Clinically, our findings suggest that treatments designed to reduce anxiety symptoms by targeting AS primarily may be missing an important area of influence. Targeting AS and ER more broadly may help lower anxiety levels more so than targeting AS only. Therapeutic interventions for panic disorder may focus exclusively on reducing catastrophic interpretations of bodily symptoms when in fact catastrophic interpretations of emotions may underlie these more specific bodily fears. Future research would certainly benefit from extending these findings to a clinical sample and testing the utility of these constructs as combined treatment targets, while perhaps concentrating on the sense of lack of control over emotions and ensuing behaviours.

Funding

This work was financially supported by a Start-Up Grant to the first author from the Faculty of Social Sciences at the University of Ottawa.

Additional information

Notes on contributors

Allison J. Ouimet

The Cognition and Anxiety Disorders Research (CADRe) Lab directed by Dr Allison J. Ouimet, in the School of Psychology at the University of Ottawa is devoted to understanding the development, maintenance, and treatment of anxiety disorders. We are particularly interested in how cognition contributes to the experience of anxiety. Moreover, we endeavour to use this knowledge to continue to refine cognitive behavioural therapy (CBT) for these problems. The findings from this paper contribute to our understanding of how people think about and regulate their emotions, and how these tendencies contribute to anxiety symptoms. We also have several ongoing projects related to: Understanding the differential impact of implicit (e.g. urges) and explicit (e.g. reappraisal) cognition on the regulation of anxiety and other emotions; Using psychophysiological measures to assess information processing in anxiety; Integrating findings with CBT models to develop and refine current treatments.

Notes

1. A reviewer suggested we also conduct moderation analyses given that Kashdan et al. (Citation2008) found interactive effects between emotion regulation and anxiety sensitivity on anxiety symptoms. We conducted these analyses for both the anxiety and the depressive symptoms model. However, neither the interactions between anxiety sensitivity and emotion regulation nor the interactions between anxiety sensitivity and beliefs about emotions were significant predictors of psychopathology symptoms. More details regarding these analyses can be obtained from the corresponding author.
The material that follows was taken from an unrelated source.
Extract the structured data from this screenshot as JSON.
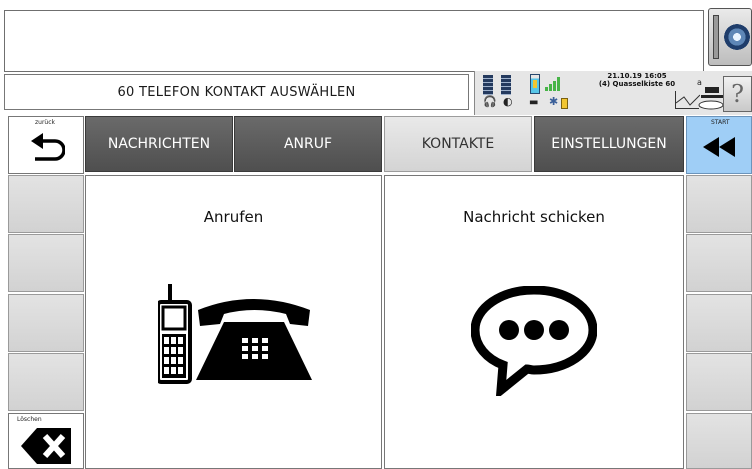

2. The mediation analysis was also performed with the Stress subscale—a state of persistent arousal and tension and a low frustration threshold (Lovibond & Lovibond, Citation1995)—as the outcome variable. Results were very similar to those obtained in Model 1. However, the major focus of this paper is anxiety, which overlaps but is distinct from the Stress subscale (Lovibond & Lovibond, Citation1995). As such, we did not present the results of the Stress subscale mediation model in the current paper.

3. Welch’s adjusted F ratio was used when homogeneity of variance assumption was not met.

4. To test the possible confounding effects of gender on results, we performed the analyses for the primary Models 1 and 2 with gender as a covariate, and found virtually identical results. For this reason, analyses presented here are those without gender as a covariate.